Hey. Sanırım aklımdan geçtiğini sandığım şeyi çocukların suratına söylemişim. Aarrgh. Kendimi affettirmek için BB ile akşam yemeğine çıkmayı kabul ediyorum. [Bu kısım nasıl oldu? Anlatayım hemen. 'Affet beni BB'ciğim' diye tatlı bir şekilde yalvarımsı gibi hareketler yaparken, boş bir olta atayım diyorum ve 'bak seninle yemeğe çıkacağım' diyorum fakat oltadan bir kalkan balığı çıkıyor. 'İyi tamam, ama unutma bu sözünü.' İşte böyle oluyor. Siz denemeyin çünkü muhtemelen benim kadar tatlı değilsinizdir ve bokla dolu bir bataklığa doğru giden birisine kimse elini uzatmaz. Alınmayın hemen. Tamam tamam, haydi siz de deneyin. Güzel bir şeyler olursa bana yazın, olur mu anacığım?]

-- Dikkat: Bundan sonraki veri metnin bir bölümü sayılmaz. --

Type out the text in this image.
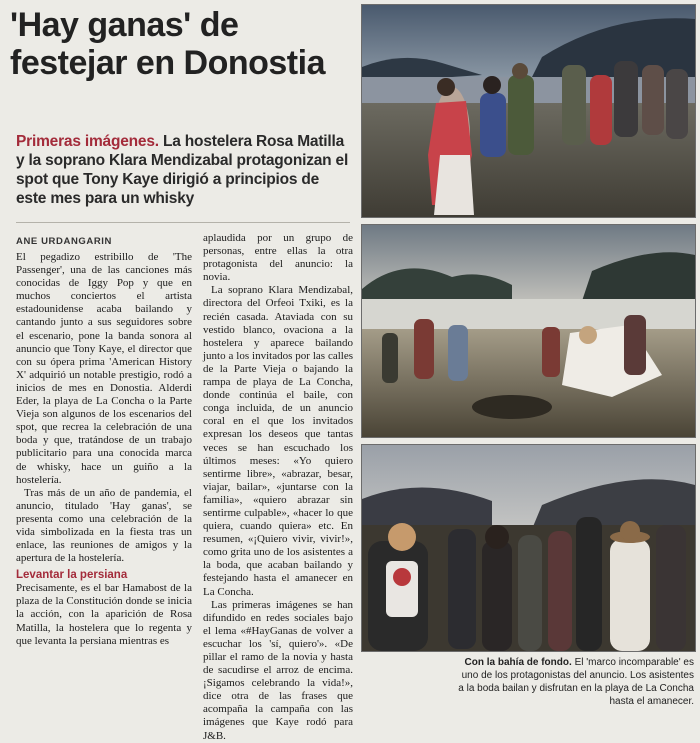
'Hay ganas' de
festejar en Donostia
Primeras imágenes. La hostelera Rosa Matilla y la soprano Klara Mendizabal protagonizan el spot que Tony Kaye dirigió a principios de este mes para un whisky
ANE URDANGARIN

El pegadizo estribillo de 'The Passenger', una de las canciones más conocidas de Iggy Pop y que en muchos conciertos el artista estadounidense acaba bailando y cantando junto a sus seguidores sobre el escenario, pone la banda sonora al anuncio que Tony Kaye, el director que con su ópera prima 'American History X' adquirió un notable prestigio, rodó a inicios de mes en Donostia. Alderdi Eder, la playa de La Concha o la Parte Vieja son algunos de los escenarios del spot, que recrea la celebración de una boda y que, tratándose de un trabajo publicitario para una conocida marca de whisky, hace un guiño a la hostelería.

Tras más de un año de pandemia, el anuncio, titulado 'Hay ganas', se presenta como una celebración de la vida simbolizada en la fiesta tras un enlace, las reuniones de amigos y la apertura de la hostelería.

Levantar la persiana

Precisamente, es el bar Hamabost de la plaza de la Constitución donde se inicia la acción, con la aparición de Rosa Matilla, la hostelera que lo regenta y que levanta la persiana mientras es

aplaudida por un grupo de personas, entre ellas la otra protagonista del anuncio: la novia.

La soprano Klara Mendizabal, directora del Orfeoi Txiki, es la recién casada. Ataviada con su vestido blanco, ovaciona a la hostelera y aparece bailando junto a los invitados por las calles de la Parte Vieja o bajando la rampa de playa de La Concha, donde continúa el baile, con conga incluida, de un anuncio coral en el que los invitados expresan los deseos que tantas veces se han escuchado los últimos meses: «Yo quiero sentirme libre», «abrazar, besar, viajar, bailar», «juntarse con la familia», «quiero abrazar sin sentirme culpable», «hacer lo que quiera, cuando quiera» etc. En resumen, «¡Quiero vivir, vivir!», como grita uno de los asistentes a la boda, que acaban bailando y festejando hasta el amanecer en La Concha.

Las primeras imágenes se han difundido en redes sociales bajo el lema «#HayGanas de volver a escuchar los 'sí, quiero'». «De pillar el ramo de la novia y hasta de sacudirse el arroz de encima. ¡Sigamos celebrando la vida!», dice otra de las frases que acompaña la campaña con las imágenes que Kaye rodó para J&B.

Con la bahía de fondo. El 'marco incomparable' es uno de los protagonistas del anuncio. Los asistentes a la boda bailan y disfrutan en la playa de La Concha hasta el amanecer.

Ya n'oluyor bu arada, tüm kadınlar benle birlikte vakit geçirmek için çıldırıyor mu ne? Madam De Le Patronaj arıyor ve şöyle diyor çünkü: 'JC'ciğim, akşam bizim kızlar sana bayıldı. Bu akşam da ev partisi veriyoruz. Geleceksin değil mi, n'olur, n'olur gel. Bak üstelik hepimiz French Maid kıyafetlerimizle dolaşacağız ortalıkta.'
- Şampanya dolu bir küvet de olacak mı? diye soruyorum yüksek sesle çünkü Madam De Le Patronaj nereden arıyorsa beni, arkada resmen bir uçak kalkıyor. Gürültü var yani.

Kişisel gelişimci çocuklar ve Boyalı BB artık şaşırmamaya başlıyor. Bu arada ben de kendime dışarıdan bakabiliyorum ve diyorum ki 'onlar şaşırmıyorsa, ben neden şaşırıyorum ki'.